Member of the National Council (Switzerland)
- Incumbent
- Assumed office 22 October 2023
- Constituency: Canton of Zurich

Member of the Cantonal Council of Zurich
- In office 30 November 2015 – 27 November 2023

Personal details
- Born: Ursina Anna Fehr 27 November 1980 (age 45)
- Party: Swiss People's Party
- Spouse: Thomas Düsel ​ ​(m. 2014)​
- Parent(s): Hans Fehr Ursula Fehr
- Education: Kantonsschule Zürcher Unterland
- Alma mater: University of Zurich (Licentiate) Université Paris X University of Lausanne (Mobility Diploma) University of Zurich (JD)
- Website: Official website Parliament website

= Nina Fehr Düsel =

Swiss jurist and politician

Ursina Anna Fehr Düsel colloquially Nina Fehr Düsel (née Fehr; /de/ born 27 November 1980) is a Swiss jurist and politician who currently serves as member the National Council (Switzerland) for the Swiss People's Party after being elected in the 2023 Swiss federal election. She currently also serves as member of the Cantonal Council of Zurich since 2015. She is a daughter of the former National Councillor Hans Fehr (b. 1947).
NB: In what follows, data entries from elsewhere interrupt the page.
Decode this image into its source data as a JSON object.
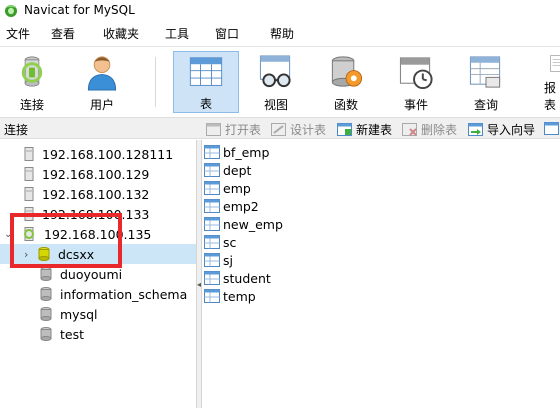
{
  "window": {
    "title": "Navicat for MySQL"
  },
  "menu": [
    "文件",
    "查看",
    "收藏夹",
    "工具",
    "窗口",
    "帮助"
  ],
  "toolbar": {
    "buttons": [
      {
        "label": "连接",
        "icon": "plug-connection-icon"
      },
      {
        "label": "用户",
        "icon": "user-icon"
      },
      {
        "label": "表",
        "icon": "table-icon",
        "active": true
      },
      {
        "label": "视图",
        "icon": "view-glasses-icon"
      },
      {
        "label": "函数",
        "icon": "function-gear-icon"
      },
      {
        "label": "事件",
        "icon": "event-clock-icon"
      },
      {
        "label": "查询",
        "icon": "query-table-icon"
      },
      {
        "label": "报表",
        "icon": "report-icon"
      }
    ]
  },
  "subbar": {
    "connection_label": "连接",
    "actions": [
      {
        "label": "打开表",
        "enabled": false
      },
      {
        "label": "设计表",
        "enabled": false
      },
      {
        "label": "新建表",
        "enabled": true
      },
      {
        "label": "删除表",
        "enabled": false
      },
      {
        "label": "导入向导",
        "enabled": true
      }
    ]
  },
  "connections": [
    {
      "label": "192.168.100.128111"
    },
    {
      "label": "192.168.100.129"
    },
    {
      "label": "192.168.100.132"
    },
    {
      "label": "192.168.100.133"
    },
    {
      "label": "192.168.100.135",
      "expanded": true
    }
  ],
  "databases": [
    {
      "label": "dcsxx",
      "selected": true
    },
    {
      "label": "duoyoumi"
    },
    {
      "label": "information_schema"
    },
    {
      "label": "mysql"
    },
    {
      "label": "test"
    }
  ],
  "tables": [
    "bf_emp",
    "dept",
    "emp",
    "emp2",
    "new_emp",
    "sc",
    "sj",
    "student",
    "temp"
  ],
  "colors": {
    "accent_selected": "#cde6f7",
    "highlight_box": "#e8282a"
  }
}
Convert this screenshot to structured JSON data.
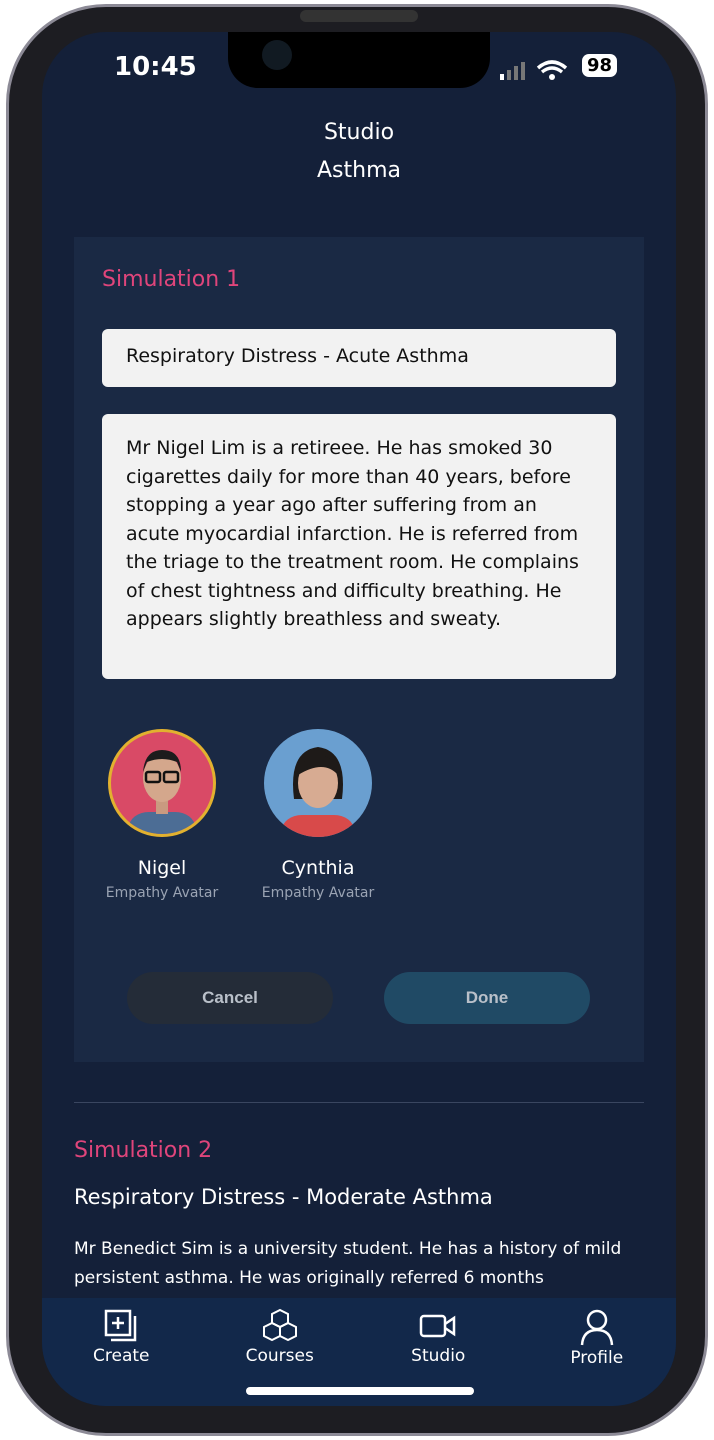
{
  "status": {
    "time": "10:45",
    "battery": "98"
  },
  "header": {
    "line1": "Studio",
    "line2": "Asthma"
  },
  "simulation1": {
    "title": "Simulation 1",
    "name": "Respiratory Distress - Acute Asthma",
    "description": "Mr Nigel Lim is a retireee. He has smoked 30 cigarettes daily for more than 40 years, before stopping a year ago after suffering from an acute myocardial infarction. He is referred from the triage to the treatment room. He complains of chest tightness and difficulty breathing. He appears slightly breathless and sweaty.",
    "avatars": [
      {
        "name": "Nigel",
        "type": "Empathy Avatar",
        "selected": true,
        "bg": "#d94a66"
      },
      {
        "name": "Cynthia",
        "type": "Empathy Avatar",
        "selected": false,
        "bg": "#6a9fd0"
      }
    ],
    "cancel_label": "Cancel",
    "done_label": "Done"
  },
  "simulation2": {
    "title": "Simulation 2",
    "name": "Respiratory Distress - Moderate Asthma",
    "description": "Mr Benedict Sim is a university student. He has a history of mild persistent asthma. He was originally referred 6 months"
  },
  "nav": [
    {
      "label": "Create",
      "icon": "create-icon"
    },
    {
      "label": "Courses",
      "icon": "courses-icon"
    },
    {
      "label": "Studio",
      "icon": "video-icon"
    },
    {
      "label": "Profile",
      "icon": "profile-icon"
    }
  ],
  "colors": {
    "accent": "#e0457b",
    "background": "#142039",
    "card": "#1a2944",
    "navbar": "#12284a"
  }
}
== Early life and education ==
Fehr Düsel was born 27 November 1980 to Hans Fehr (b. 1947), an educator and publicist, and Ursula Fehr, a teacher and author, who served as president of the municipal council of Eglisau.

She completed her Matura Typus B at Kantonsschule Zürcher Unterland in Bülach in 2001. Between 2001 and 2007 she completed a Licentiate degree in Law at the University of Zurich. During 2002/3 she took-part in a Erasmus programme at the Université Paris X. From 2003-4 she completed a mobility diploma at the Université de Lausanne. Ultimately, she completed her Juris Doctor in Contract Law at the University of Zurich in 2017.

Düsel has been completing a variety of certifications and seminaries in project management and insurance, as part of her continuing education.

== Career ==
During her school years she was a correspondent for a local radio station and news outlet. Since March 2003, she completed training as a flight attendant, at Swissair, followed by a management role in a business association. After completing her degree she worked as an auditor for the public prosecutor's office in Winterthur. After roles as underwriter at Zurich Insurance she became legal counsel at Swiss Life.

== Personal life ==
In 2014, she married businessman and IT consultant Thomas Düsel, who is a Managing partner of accellence GmbH, a digital advisory and transformation agency. They have two children born in 2015 and 2016. Fehr Düsel resides in Küsnacht on Lake Zurich.